Biraz sıkıcı akşamlar artık.
Söyleyecek sözler yerini çevrim içi buluşmalara, yüz yüze özlemler ise, facebook ya da instagrama atılan fotolara bırakıyor yerlerini. Ahizeyi kaldırıp uzun bir müddet sonra beklenen sesin heyecanıysa skype yada varsa operatörün insafına bırakıyor yerini.

Eskiden kendini unutturmaksa amaç, telefonlara çıkmamak çalıştığınız yerden ayrılmak yada taşınmak yeterdi. Şimdi bütün ulaşım araçları aynı kapıya çıkıyor. Sanal dünyaya sosyal medyaya. Hesaplar, her şey gözünüzün önünde!

Uzaktan uzağa devam ettikçe siz; unutamamaya, sevmeye...

Yeni fotolarındaki mutluluk pozlarını, sizle birlikte iken bilmediğiniz düşüncelerini görmeye, size zamanında arkadaşım olarak geçiştirdiği kimselerin aslında arkadaşlıktan da öte olduğunu anlamanıza sebep oluyorsunuz.

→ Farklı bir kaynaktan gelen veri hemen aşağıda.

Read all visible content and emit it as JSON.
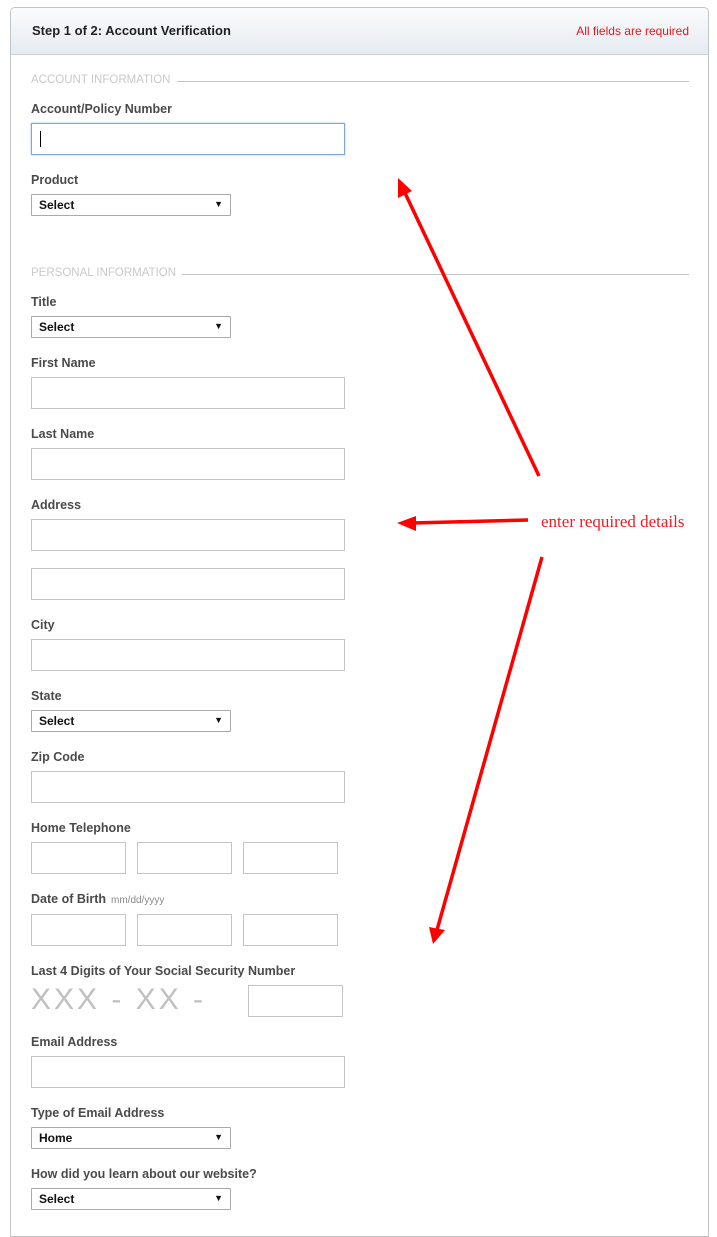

Eskiden bir çay içmek, ilk buluşmanın vazgeçilmeziydi. Çokça heyecanla, biraz telaş biraz endişe birazda ürkerek edilen sohbetlerin tadı unutulmazdı. Acaba nasıl biri diye merak ederken ve sonrasında tekrar buluşacak mıyız cevabının sonsuz karın ağrısını çekerken bunların yerini "eklemek", "takip etmek" aldı. Daha karşısındaki tanımadan bilmeden, twitter veya facebook duvarlarına göre karar bile verebiliyor insan.

Zamane aşklarının, günümüzün ilişkilerinin geldiği tüketildiği nokta sabun gibi kayıp gidiyor ellerimizden. Kimse kimseyi tanımıyor, tanımak için fırsat vermiyor. Çok çabuk vazgeçiyor. Herkes acele üstüne acele ederek, önündeki maçlara bakıyor. Önündeki sıfır km heyecanlara. Birden fazla, birden farklı. Hepsini aynı potada yaşamanın verdiği haz. Muhteşem!

Bir zamanlar; çok uzaklardaki yarinin, mektubunun yolunu gözleyen, o gözü yaşlı sevdalı insanların suçu neydi diye insan sormadan edemiyor.